When I think back to being a child, following the leader often meant holding their hand as they led me. There were times I willingly slipped my little fingers into theirs and there were times I fought back and resisted and their hand felt like it was suffocating mine. There were times I lingered or got distracted and times my feet would drag and kick. Those were the times where their hand would hold mine a little tighter and gently tug me forward. There were times I skipped along happily and danced around gleefully and their hand swung in mine in simple bliss. There were times I darted ahead and out into danger and their hand yanked me back into safety.
In all of those times, the hand holding mine was the hand of someone who knew better, who had a higher and clearer perspective of the world than I did at my little level, who loved me and wanted above all else to protect me from the risks and dangers all around.
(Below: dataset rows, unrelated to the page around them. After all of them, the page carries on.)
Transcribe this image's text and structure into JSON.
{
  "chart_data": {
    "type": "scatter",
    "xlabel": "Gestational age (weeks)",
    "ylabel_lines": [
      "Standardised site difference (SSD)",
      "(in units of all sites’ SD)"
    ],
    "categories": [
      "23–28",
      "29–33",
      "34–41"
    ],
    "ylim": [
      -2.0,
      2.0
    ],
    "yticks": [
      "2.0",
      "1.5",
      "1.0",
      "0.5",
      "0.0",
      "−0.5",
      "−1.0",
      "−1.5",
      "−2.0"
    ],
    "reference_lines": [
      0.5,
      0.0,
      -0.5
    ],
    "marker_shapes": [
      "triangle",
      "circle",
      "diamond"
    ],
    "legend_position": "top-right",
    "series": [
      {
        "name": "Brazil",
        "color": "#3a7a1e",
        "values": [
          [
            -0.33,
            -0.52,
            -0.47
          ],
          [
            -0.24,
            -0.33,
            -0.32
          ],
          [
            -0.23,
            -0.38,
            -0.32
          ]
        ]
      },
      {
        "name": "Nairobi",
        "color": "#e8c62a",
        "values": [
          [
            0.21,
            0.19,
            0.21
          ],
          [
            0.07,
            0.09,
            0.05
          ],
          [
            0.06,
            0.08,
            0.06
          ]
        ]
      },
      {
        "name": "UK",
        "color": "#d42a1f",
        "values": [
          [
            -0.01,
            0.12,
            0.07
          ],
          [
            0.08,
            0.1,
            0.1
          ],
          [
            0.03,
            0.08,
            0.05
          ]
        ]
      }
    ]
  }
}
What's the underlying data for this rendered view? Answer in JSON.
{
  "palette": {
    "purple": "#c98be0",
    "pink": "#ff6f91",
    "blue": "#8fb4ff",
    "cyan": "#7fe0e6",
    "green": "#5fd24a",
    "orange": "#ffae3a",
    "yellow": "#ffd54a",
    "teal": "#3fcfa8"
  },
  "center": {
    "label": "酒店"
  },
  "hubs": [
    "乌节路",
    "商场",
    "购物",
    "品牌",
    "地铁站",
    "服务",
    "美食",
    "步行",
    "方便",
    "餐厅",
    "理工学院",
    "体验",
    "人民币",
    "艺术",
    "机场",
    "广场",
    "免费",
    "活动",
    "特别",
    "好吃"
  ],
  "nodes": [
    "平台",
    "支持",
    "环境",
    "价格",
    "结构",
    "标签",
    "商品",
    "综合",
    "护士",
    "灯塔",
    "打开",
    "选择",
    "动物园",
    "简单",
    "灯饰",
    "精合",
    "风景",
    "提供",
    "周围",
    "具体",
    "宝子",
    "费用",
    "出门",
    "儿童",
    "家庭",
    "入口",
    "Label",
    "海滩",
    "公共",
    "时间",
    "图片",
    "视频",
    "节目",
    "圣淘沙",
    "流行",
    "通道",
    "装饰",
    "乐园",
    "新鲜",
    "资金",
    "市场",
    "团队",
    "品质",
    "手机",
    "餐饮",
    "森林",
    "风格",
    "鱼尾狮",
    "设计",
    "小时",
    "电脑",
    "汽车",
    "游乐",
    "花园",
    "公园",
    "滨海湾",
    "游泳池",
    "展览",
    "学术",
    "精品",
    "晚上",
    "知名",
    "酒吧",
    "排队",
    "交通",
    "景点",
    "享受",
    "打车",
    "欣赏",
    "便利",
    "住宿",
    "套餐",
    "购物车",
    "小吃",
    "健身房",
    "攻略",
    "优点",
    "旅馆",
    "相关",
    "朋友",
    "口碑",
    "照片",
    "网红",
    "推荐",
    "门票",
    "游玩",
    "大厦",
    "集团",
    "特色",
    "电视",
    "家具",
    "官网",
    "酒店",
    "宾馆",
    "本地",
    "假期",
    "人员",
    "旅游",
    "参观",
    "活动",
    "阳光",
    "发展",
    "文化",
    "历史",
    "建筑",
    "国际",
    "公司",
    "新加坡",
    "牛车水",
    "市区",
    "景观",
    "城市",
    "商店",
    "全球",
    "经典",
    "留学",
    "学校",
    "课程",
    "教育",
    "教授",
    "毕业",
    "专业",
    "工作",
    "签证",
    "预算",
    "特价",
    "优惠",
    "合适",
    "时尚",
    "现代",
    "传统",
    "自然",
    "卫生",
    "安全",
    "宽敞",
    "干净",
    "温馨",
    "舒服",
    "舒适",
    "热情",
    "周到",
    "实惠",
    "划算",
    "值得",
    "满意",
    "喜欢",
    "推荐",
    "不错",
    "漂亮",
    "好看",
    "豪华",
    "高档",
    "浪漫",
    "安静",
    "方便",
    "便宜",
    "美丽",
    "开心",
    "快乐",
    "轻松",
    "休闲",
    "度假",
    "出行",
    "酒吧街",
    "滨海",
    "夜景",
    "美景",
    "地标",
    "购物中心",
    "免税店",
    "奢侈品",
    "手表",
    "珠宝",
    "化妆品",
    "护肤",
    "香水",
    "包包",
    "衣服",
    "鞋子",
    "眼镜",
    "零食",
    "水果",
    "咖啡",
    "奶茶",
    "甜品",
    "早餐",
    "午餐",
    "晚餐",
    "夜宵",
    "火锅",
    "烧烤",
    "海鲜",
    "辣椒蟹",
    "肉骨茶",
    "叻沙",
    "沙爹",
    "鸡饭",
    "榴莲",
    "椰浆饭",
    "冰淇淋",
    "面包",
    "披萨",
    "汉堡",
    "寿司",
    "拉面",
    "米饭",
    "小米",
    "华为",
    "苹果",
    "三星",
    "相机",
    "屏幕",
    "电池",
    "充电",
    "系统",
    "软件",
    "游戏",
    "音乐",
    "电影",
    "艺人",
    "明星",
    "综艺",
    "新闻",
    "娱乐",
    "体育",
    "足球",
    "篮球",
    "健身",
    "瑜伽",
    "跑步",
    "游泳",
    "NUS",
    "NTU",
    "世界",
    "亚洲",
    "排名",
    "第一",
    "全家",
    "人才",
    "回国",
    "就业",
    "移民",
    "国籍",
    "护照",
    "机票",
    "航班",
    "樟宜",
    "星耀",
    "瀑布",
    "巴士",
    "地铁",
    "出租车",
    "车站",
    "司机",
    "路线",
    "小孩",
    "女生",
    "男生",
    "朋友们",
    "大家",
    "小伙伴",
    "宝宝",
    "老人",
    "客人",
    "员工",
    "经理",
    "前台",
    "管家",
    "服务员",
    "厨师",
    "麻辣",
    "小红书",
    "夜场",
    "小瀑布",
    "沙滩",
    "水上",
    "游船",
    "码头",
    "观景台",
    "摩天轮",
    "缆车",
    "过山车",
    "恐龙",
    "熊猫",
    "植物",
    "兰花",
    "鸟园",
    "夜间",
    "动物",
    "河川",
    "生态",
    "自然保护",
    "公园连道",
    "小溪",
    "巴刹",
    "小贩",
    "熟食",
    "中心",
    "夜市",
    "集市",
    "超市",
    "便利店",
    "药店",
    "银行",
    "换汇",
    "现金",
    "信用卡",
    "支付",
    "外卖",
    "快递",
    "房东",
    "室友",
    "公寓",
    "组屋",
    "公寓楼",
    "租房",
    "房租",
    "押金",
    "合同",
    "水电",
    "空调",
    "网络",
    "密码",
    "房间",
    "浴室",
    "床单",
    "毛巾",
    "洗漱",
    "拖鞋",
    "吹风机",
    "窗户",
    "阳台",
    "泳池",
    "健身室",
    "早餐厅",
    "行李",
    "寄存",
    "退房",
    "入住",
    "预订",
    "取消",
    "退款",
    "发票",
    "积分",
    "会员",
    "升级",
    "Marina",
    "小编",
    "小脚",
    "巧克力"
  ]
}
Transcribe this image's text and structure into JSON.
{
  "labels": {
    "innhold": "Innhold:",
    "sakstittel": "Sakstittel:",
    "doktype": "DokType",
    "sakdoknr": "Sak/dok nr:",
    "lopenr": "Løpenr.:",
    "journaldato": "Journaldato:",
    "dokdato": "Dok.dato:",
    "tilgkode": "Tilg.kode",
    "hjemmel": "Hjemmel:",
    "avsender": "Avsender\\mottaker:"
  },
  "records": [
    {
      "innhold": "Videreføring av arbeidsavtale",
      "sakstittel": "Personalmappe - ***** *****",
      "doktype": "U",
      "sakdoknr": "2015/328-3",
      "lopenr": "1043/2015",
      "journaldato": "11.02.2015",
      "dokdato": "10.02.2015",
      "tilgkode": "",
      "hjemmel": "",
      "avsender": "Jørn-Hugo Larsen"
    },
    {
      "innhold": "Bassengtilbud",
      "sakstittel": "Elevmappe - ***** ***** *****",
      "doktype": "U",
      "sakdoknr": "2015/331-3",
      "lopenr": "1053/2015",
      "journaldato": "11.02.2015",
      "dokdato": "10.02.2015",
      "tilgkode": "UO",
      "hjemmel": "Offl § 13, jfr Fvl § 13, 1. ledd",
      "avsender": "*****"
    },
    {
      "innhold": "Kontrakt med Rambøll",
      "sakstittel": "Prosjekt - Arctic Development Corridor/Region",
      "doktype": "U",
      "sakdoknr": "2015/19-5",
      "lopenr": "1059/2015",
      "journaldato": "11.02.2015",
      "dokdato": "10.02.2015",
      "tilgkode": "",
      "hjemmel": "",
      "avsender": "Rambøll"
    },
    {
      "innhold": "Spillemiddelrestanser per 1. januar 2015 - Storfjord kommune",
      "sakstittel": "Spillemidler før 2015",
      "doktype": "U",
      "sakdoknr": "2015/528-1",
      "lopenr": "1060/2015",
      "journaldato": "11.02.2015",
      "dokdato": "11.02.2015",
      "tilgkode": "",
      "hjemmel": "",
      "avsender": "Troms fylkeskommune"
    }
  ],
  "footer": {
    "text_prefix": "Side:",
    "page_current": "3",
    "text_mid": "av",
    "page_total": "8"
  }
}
Following my heavenly Father is a lot like following my parents as a child. My perspective of my world is so small. I don't know the dangers that lie ahead, I don't know the best or safest path to follow. I don't know how to blaze my own trail in this world I know so little of, this world that's so much bigger than me.
I want to follow my Leader with the trusting faith of a child. I want to slip my hand into His and joyfully skip along behind Him as He sets the path before me. I want to trust that when He pulls me back, it's because something was ahead of me that would have hurt me and His actions were to keep me safe. I want to believe that when He leads me in ways I didn't expect or didn't want, it's because those are the ways that lead to life.
My hands are small in comparison to the hands of my Creator. I try to hold all the pieces of my life together in my two hands, and things are constantly slipping through my fingers. My hands weren't designed to keep it all together. I can't keep all the plates spinning, can't hold all the ones I love close to me, can't fix all that's broken, heal all that's hurt and solve all the problems.
My hands weren't meant to hold my life together, my hands were meant to hold my Father's. My hands were designed to slip perfectly into His as I follow where He leads. I can't do that if my hands are trying to hold all of my life together.
When I let those things go, free my hands of the heavy load, my hands can hold His so I can follow the Leader.